As I understand the intent and purpose of the statutes under which the medical records in these cases were subpoenaed, they permit the securing of the records without the consent of the named patient only for the purpose of auditing the claims submitted by the providers of medical care. The name of the patient is important only to identify the claim and the information obtained is not to be used against the patient in any way. The right of privacy is to be protected, save for the exposure necessarily instant to the audit.

*823 With this understanding, I concur in the majority opinion.

UTTER, C.J., and WRIGHT, J., concur with ROSELLINI, J.

NOTES

[1] DSHS asserts that recipients waive the physician-patient privilege when medical aid is accepted under the Medicaid program.

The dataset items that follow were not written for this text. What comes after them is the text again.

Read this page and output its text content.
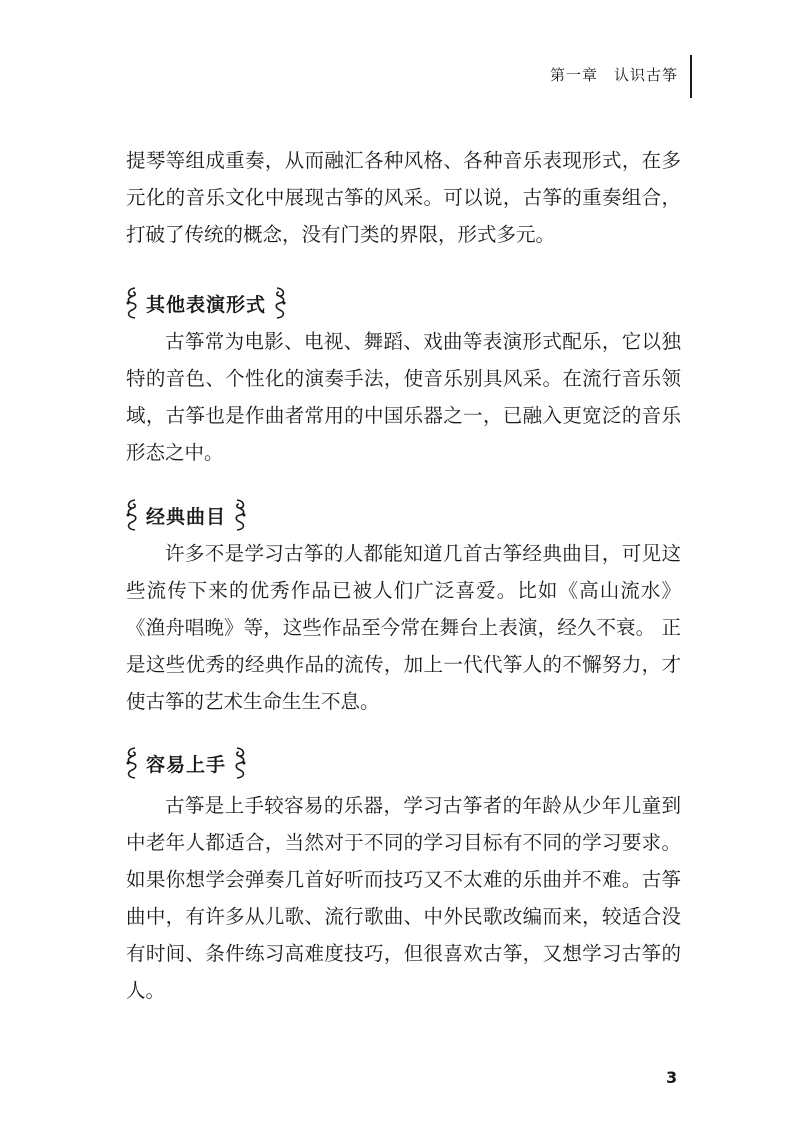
第一章　认识古筝

提琴等组成重奏，从而融汇各种风格、各种音乐表现形式，在多元化的音乐文化中展现古筝的风采。可以说，古筝的重奏组合，打破了传统的概念，没有门类的界限，形式多元。

其他表演形式

古筝常为电影、电视、舞蹈、戏曲等表演形式配乐，它以独特的音色、个性化的演奏手法，使音乐别具风采。在流行音乐领域，古筝也是作曲者常用的中国乐器之一，已融入更宽泛的音乐形态之中。

经典曲目

许多不是学习古筝的人都能知道几首古筝经典曲目，可见这些流传下来的优秀作品已被人们广泛喜爱。比如《高山流水》《渔舟唱晚》等，这些作品至今常在舞台上表演，经久不衰。 正是这些优秀的经典作品的流传，加上一代代筝人的不懈努力，才使古筝的艺术生命生生不息。

容易上手

古筝是上手较容易的乐器，学习古筝者的年龄从少年儿童到中老年人都适合，当然对于不同的学习目标有不同的学习要求。如果你想学会弹奏几首好听而技巧又不太难的乐曲并不难。古筝曲中，有许多从儿歌、流行歌曲、中外民歌改编而来，较适合没有时间、条件练习高难度技巧，但很喜欢古筝，又想学习古筝的人。

3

The trial court ostensibly believed it could not make such a determination without a joinder of the patients, and did not address the issue.

[2] "It shall be unlawful, except as provided in this section, for any person, body, association, firm, corporation or other agency to solicit, publish, disclose, receive, make use of, or to authorize, knowingly permit, participate in or acquiesce in the use of any lists or names for commercial or political purposes of any nature. The violation of this section shall be a gross misdemeanor." RCW 74.04.060.

[3] We are aware that after this case was argued in this court, the legislature added to RCW 74.09 by enacting Laws of 1979, 1st Ex. Sess., ch. 152, § 10, which addresses issues in this case and which became effective some months after this opinion was in circulation. The legislative enactment does not change the results we reach herein.